CHARLESTON – Three of Kanawha County’s seven circuit judges now allow subscribers to an online service to view documents in cases assigned to them.
On May 10, Chief Kanawha Circuit Judge Joanna Tabit signed an administrative order granting electronic access to subscribers of Circuit Express for cases assigned to her, Judge Carrie Webster and Judge Tera Salango.
Judges Charlie King, Todd Kaufman, Duke Bloom and Jennifer Bailey still won’t allow access to documents in their cases.
Based in Fraziers Bottom, Circuit Express is a subscription service that provides online access to public court records in 35 circuit courts across the state. The service, which started more than 20 years ago, primarily is used by attorneys. But anyone can subscribe. The West Virginia Record has a subscription.
“This order shall clarify that respective judges of this circuit may, at their discretion, allow electronic access via Circuit Express to public court records in cases assigned to them,” the May 10 Administrative Order states. “The public, litigants, counsel and subcribers shall still have access to public records, in person, at the Office of the Circuit Clerk of Kanawha County.”
It goes on to note that cases or documents that have been sealed won’t be available.
Tabit said it comes down to accessibility.
“I believe courts should be fair, effective, responsive and accountable,” she told The West Virginia Record. “And that means being accessible. Not only to attorneys and litigants, but to the public and to the press. This facilitates that.
“And, by the end of 2021, everyone will have electronic filing via the statewide system that is supposed to be operational by then.”
The state Supreme Court is in the process of creating an online system that would include all 55 counties.
Butch Evans, owner of Software Computer Group which owns and operates Circuit Express, said he thinks access to some Kanawha County files will benefit his company.
“We’ve received a lot of calls over the years saying that if we don’t have the Kanawha County images, people not going to sign up,” he told The Record. “I think it’ll be good for us. These people who had reservations about subscribing might sign on now.”
Before, PDFs of documents in all of the other circuit courts that are part of Circuit Express were available for download. When a subscriber would click on a Kanawha County case, a message would notify them that those documents are not available online.
One of the Kanawha judges who opted against allowing online access to his cases said it is a matter of privacy regarding confidential information.
“Specifically, my concern is that I don’t feel comfortable that provisions for certain information such as Social Security numbers, juvenile information, mental health information, health information includes enough protection,” Kaufman told The Record. “Sometimes, so much of what goes into some files are documents that are filed by pro se litigants or lawyers for self-serving reasons that don’t have legitimate legal reasons.
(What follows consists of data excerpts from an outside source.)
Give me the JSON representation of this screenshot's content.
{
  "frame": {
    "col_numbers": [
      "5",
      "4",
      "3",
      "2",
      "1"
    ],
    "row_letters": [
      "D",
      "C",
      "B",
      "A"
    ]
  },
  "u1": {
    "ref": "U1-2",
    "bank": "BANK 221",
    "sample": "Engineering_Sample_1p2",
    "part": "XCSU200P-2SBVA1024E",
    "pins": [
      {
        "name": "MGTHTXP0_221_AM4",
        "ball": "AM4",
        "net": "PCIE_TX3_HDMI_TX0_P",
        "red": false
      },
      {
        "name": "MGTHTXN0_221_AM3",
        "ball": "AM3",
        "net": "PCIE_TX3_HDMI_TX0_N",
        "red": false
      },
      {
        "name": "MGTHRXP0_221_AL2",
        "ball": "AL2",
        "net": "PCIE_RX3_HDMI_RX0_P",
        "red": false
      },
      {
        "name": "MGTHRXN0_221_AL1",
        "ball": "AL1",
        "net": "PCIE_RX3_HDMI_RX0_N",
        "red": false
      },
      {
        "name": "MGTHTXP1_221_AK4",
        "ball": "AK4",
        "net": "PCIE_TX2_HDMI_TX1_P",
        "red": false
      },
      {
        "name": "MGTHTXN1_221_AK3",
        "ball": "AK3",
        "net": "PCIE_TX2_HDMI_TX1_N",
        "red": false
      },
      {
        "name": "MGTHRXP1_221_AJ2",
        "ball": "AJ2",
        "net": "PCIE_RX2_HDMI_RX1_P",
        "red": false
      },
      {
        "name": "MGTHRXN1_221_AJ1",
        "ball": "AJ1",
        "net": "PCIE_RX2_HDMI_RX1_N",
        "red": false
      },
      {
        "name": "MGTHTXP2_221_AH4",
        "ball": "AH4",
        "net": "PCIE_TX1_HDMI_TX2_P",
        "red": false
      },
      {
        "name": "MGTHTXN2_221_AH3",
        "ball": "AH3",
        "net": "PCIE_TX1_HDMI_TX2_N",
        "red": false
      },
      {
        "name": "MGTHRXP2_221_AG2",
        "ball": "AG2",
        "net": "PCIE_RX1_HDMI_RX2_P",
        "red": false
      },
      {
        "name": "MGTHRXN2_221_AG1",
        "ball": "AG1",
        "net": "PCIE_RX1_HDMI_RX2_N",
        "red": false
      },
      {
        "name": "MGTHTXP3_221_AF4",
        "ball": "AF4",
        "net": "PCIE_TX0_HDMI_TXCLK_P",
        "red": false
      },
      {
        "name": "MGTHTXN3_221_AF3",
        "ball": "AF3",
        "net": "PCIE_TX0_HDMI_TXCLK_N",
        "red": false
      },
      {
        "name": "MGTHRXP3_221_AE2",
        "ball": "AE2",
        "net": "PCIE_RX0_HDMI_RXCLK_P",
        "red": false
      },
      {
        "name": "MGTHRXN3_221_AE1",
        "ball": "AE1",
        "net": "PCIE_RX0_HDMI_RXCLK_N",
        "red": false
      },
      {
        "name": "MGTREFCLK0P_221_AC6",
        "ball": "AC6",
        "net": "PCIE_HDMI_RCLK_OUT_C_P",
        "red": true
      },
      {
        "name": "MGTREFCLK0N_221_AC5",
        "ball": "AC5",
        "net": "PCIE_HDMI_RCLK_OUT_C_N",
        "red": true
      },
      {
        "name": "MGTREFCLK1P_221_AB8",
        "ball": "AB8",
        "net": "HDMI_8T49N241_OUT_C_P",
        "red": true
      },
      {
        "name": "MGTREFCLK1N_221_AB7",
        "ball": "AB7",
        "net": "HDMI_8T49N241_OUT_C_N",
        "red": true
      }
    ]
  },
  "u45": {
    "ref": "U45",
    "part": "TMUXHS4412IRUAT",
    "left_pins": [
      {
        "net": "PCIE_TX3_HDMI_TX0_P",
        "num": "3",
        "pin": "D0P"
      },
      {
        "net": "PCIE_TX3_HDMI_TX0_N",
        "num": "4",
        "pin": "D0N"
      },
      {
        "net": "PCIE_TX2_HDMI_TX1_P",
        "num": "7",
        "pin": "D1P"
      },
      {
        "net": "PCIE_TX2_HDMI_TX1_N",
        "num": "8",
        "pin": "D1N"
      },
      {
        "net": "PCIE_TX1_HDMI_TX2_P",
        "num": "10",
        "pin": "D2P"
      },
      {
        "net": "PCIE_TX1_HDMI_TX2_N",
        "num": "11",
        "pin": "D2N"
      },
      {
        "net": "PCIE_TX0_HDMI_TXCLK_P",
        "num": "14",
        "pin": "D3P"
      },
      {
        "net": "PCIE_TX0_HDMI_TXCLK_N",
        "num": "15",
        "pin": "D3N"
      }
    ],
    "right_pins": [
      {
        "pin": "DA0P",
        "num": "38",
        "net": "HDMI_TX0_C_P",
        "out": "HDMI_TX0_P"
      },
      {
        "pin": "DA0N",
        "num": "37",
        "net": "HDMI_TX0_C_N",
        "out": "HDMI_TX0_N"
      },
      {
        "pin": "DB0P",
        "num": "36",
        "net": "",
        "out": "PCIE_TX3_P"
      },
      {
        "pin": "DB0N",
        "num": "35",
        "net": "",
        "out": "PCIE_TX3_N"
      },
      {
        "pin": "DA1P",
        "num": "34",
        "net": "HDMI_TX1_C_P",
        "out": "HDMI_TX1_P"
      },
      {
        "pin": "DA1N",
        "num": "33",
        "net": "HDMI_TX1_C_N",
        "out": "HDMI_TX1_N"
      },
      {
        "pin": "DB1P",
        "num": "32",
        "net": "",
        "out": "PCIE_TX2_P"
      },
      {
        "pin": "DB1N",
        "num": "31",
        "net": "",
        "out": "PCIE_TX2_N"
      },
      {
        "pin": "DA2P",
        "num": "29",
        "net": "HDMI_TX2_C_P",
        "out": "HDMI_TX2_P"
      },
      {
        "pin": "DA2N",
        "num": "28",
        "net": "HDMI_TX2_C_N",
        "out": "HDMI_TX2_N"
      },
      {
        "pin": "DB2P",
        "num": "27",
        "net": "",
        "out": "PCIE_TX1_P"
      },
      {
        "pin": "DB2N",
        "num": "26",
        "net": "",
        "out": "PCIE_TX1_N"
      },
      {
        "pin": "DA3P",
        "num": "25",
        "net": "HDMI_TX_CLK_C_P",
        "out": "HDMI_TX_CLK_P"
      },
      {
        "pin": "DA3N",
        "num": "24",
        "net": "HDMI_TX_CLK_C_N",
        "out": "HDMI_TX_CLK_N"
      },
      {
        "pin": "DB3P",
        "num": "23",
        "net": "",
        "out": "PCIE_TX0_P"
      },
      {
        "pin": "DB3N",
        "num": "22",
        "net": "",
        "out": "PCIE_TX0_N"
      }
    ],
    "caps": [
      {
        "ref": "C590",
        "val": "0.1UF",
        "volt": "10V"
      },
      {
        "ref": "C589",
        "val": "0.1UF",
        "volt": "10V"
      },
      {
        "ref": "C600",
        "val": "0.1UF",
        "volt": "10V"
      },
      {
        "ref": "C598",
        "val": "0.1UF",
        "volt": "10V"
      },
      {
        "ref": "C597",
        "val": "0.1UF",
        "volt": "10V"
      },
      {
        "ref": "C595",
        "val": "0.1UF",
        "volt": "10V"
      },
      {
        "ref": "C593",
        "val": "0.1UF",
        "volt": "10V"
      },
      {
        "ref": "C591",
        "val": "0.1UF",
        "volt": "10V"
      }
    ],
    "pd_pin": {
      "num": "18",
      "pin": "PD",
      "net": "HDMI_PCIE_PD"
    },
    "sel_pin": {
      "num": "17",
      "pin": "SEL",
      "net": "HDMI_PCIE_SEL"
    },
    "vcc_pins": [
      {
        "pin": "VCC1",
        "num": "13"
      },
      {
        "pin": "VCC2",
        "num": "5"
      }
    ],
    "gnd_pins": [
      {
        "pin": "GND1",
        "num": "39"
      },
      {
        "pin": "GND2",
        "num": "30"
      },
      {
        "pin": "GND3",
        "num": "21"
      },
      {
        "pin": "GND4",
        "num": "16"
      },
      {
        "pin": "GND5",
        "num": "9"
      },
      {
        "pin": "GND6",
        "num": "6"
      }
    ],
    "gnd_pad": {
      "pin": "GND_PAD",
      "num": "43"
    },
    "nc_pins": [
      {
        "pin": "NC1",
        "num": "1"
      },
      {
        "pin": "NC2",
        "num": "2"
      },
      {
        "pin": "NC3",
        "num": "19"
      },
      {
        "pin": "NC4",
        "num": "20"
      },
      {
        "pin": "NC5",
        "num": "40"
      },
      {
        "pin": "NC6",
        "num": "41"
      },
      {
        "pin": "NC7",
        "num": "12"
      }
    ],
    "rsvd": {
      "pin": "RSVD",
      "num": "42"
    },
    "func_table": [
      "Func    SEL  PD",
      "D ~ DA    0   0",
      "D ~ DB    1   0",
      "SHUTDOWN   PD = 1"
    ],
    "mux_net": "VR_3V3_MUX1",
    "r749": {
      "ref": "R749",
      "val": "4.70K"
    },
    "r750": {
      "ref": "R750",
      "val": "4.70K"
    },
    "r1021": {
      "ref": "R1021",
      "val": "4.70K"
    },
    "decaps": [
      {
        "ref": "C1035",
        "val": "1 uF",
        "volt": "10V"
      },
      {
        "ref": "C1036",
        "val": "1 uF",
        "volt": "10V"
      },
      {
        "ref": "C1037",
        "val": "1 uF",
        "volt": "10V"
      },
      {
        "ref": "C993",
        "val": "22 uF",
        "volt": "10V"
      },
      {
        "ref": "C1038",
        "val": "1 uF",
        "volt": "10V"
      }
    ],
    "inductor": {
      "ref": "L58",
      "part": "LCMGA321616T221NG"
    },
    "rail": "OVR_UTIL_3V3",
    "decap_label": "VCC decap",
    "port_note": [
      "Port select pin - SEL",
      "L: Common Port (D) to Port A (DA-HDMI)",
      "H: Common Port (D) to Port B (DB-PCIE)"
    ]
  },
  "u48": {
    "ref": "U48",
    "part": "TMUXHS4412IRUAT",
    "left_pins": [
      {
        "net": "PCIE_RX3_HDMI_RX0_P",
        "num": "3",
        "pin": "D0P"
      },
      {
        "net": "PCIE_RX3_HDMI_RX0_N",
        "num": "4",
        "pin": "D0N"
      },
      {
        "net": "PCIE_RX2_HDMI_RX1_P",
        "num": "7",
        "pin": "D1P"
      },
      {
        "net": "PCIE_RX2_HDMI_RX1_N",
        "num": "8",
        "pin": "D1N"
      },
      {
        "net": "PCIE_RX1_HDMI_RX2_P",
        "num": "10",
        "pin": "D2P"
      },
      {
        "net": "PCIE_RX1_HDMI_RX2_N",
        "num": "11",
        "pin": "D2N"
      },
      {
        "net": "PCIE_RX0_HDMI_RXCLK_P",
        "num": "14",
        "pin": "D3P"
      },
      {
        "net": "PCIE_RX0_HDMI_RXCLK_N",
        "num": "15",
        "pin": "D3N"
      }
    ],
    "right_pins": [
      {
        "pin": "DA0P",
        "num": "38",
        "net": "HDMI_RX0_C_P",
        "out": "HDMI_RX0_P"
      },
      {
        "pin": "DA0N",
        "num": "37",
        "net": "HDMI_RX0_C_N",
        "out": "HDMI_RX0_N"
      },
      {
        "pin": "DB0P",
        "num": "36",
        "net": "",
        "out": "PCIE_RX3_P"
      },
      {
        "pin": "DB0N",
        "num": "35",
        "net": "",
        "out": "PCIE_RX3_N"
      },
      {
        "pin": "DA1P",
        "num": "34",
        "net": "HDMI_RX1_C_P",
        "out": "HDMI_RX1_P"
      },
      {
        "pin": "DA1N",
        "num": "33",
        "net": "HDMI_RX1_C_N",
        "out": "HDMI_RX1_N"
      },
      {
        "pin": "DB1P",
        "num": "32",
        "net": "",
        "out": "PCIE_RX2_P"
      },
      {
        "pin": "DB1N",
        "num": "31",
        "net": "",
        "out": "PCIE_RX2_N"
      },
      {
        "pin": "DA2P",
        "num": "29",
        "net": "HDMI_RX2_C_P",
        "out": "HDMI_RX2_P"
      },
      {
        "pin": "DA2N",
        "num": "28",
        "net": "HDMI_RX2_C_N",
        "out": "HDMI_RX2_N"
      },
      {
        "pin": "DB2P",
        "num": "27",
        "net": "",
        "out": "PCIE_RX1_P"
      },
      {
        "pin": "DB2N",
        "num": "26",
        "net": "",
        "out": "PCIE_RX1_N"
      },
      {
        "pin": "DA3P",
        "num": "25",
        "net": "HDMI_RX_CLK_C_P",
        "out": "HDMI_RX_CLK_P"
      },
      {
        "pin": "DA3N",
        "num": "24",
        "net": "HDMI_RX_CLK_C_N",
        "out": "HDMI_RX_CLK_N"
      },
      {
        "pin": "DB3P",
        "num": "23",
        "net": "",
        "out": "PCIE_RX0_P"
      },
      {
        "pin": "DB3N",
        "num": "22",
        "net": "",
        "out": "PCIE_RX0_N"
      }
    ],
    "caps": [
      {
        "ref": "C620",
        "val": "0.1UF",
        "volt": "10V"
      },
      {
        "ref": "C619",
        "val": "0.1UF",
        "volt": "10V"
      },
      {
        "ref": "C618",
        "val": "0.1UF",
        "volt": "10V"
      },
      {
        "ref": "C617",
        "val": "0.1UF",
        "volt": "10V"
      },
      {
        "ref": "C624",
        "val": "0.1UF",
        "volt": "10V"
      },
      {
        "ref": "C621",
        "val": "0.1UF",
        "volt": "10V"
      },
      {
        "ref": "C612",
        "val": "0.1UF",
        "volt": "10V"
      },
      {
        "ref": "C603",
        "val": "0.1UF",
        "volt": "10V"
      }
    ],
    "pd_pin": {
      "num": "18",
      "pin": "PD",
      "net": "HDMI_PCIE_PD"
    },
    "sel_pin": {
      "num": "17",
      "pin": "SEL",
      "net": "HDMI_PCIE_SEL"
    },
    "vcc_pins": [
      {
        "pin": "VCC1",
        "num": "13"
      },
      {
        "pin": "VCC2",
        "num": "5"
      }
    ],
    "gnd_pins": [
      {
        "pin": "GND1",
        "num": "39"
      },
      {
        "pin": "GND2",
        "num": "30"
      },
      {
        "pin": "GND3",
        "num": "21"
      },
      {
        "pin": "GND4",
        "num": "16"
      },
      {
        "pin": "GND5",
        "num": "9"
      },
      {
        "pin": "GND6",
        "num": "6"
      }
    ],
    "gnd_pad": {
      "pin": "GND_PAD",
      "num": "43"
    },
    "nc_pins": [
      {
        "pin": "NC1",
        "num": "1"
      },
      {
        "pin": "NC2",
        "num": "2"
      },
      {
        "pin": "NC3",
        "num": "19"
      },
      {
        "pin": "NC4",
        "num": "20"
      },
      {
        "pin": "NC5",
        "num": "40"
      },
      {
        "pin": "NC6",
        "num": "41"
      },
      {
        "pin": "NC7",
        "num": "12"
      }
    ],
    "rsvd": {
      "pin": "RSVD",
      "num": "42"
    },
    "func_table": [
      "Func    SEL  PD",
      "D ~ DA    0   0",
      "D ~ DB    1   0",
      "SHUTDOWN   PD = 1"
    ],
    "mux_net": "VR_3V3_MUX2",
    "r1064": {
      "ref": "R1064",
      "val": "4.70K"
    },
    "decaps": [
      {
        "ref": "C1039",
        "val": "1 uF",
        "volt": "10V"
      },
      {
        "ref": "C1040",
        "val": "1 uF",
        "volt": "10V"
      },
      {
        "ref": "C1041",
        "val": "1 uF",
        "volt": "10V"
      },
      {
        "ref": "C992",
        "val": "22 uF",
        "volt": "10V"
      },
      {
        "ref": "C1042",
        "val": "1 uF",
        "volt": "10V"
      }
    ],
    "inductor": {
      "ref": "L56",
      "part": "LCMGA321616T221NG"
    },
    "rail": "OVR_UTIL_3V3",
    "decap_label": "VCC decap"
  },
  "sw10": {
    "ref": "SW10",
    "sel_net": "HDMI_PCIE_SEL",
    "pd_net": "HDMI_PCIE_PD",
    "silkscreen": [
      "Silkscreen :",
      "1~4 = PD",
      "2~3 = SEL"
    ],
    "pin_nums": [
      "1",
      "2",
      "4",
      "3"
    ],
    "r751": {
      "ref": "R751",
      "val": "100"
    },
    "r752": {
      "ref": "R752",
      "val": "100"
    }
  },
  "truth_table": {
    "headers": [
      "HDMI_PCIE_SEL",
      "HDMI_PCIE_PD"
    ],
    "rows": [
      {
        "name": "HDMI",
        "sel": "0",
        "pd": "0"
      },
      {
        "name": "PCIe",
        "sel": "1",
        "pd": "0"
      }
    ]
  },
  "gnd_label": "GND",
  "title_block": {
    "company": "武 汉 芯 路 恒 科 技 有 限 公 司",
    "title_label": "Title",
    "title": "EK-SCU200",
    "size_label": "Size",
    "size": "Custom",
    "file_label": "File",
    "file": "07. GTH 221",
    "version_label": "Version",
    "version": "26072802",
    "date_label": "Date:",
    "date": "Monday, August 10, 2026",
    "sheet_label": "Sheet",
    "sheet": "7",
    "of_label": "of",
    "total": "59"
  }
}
“The concern that I have is on privacy and confidentiality of statutorily protected documents and how that information gets into court files. Identify theft is a concern. And, kids are involved in some of these cases.”
Kaufman also said Kanawha County is unique in the state for a number of reasons.
“We’re so different than other counties because of the volume of the cases we have,” he said. “Certain cases regarding state agencies have to be filed here. It’s more complex and complicated. What we do in Kanawha County is different.”
He said he has no problem with public access to documents. He just doesn’t believe all privacy concerns have been addressed.
“I hated to see it come down where the judges had to make a decision like this,” Kaufman said, referring to the decision whether to grant online access. “I’ve been on the bench more than 30 years. I’m comfortable with the public having access to every document available to them.”